It’s Called Breaking The Law, Plain and Simple
January 17, 2007 – 3:14 pmI still chuckle a bit when I read a news report like this one at CNN. Here’s the “funny” bit:
The Bush administration has asserted for more than a year that it had the authority to monitor U.S. residents’ international communications without a judge’s approval, as the Foreign Intelligence Surveillance Act requires. But many lawmakers and legal observers have questioned that claim and argued that President Bush violated that 1978 law by authorizing the eavesdropping.

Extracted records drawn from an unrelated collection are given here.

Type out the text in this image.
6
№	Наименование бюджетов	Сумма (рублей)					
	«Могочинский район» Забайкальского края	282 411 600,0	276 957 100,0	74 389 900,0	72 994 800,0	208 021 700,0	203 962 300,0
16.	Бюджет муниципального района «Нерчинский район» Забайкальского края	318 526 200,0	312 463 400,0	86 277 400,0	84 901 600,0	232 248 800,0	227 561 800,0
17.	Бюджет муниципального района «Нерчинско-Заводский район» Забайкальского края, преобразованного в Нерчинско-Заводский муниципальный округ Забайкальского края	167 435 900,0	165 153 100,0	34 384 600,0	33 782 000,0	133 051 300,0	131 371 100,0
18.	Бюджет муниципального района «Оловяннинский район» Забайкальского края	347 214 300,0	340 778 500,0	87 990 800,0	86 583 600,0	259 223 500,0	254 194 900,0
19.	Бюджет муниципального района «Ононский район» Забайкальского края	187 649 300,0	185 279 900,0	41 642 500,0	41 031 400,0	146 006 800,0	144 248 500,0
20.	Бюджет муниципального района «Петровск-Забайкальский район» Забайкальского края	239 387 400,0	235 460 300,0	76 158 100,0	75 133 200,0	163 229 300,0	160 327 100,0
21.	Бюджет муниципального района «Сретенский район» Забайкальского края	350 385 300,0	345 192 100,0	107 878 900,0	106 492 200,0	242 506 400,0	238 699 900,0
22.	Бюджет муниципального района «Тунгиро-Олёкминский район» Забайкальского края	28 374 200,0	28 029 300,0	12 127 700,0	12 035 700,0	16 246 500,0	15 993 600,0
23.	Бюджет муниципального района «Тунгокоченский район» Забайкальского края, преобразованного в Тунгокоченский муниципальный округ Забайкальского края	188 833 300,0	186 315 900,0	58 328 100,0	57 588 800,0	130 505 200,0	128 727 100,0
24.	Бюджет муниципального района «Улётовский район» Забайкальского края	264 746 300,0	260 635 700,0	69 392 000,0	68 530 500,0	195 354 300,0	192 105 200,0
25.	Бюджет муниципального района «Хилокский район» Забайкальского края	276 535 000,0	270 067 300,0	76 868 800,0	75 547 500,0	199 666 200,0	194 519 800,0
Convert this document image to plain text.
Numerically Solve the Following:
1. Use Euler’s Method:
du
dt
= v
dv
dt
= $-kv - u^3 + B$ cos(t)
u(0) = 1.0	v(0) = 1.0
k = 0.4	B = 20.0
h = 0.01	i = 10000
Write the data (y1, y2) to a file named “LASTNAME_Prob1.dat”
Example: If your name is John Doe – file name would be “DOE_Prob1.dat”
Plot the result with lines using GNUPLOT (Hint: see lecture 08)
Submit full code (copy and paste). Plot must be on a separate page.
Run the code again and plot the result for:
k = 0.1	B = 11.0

“[M]any lawmaker and legal observers have questioned that claim”? Really? There’s no debate here. The president and his administration broke the law. Period. It’s not a debate. It’s not questionable. Hell, even the president will admit he broke the law. The debate, if you even want to call it that, is not whether the president broke the law; the debate is whether the president has the power to break any law of his or her choosing. Many, many people think the president has no such power. President Bush and Vice President Cheney believe the president does have such power.
But why must the reporter couch this discussion in such clouded verbiage? The facts of the matter are that the president violated FISA, an act of Congress passed in 1978. The attorney general admits that the president violated this law, on a repeated basis. Again, there’s no debate here. The administration openly admits it has been spying on Americans without court-issued warrants for quite some time now. Done and done. Why can’t the news media just come out and say it?
One Response to “It’s Called Breaking The Law, Plain and Simple”
When this story first came out, after Congress passed some new law with regards to the USPS and Bush did his typical “This is why the law doesn’t apply to me” signing statement, it was naturally in the evening news. What surprised me was that many of the people interviewed on the news were Republicans, and most of them said something along the lines of “Bush’s signing statement ignores both the letter and the spirit of this new law.”
I wonder if Bush is going to get a presidential pardon from the next guy, just like Nixon, or if he will be held accountable once he’s out of office. At the very least, I hope that the next guy takes out a big magic marker and gets rid of all of those signing statements.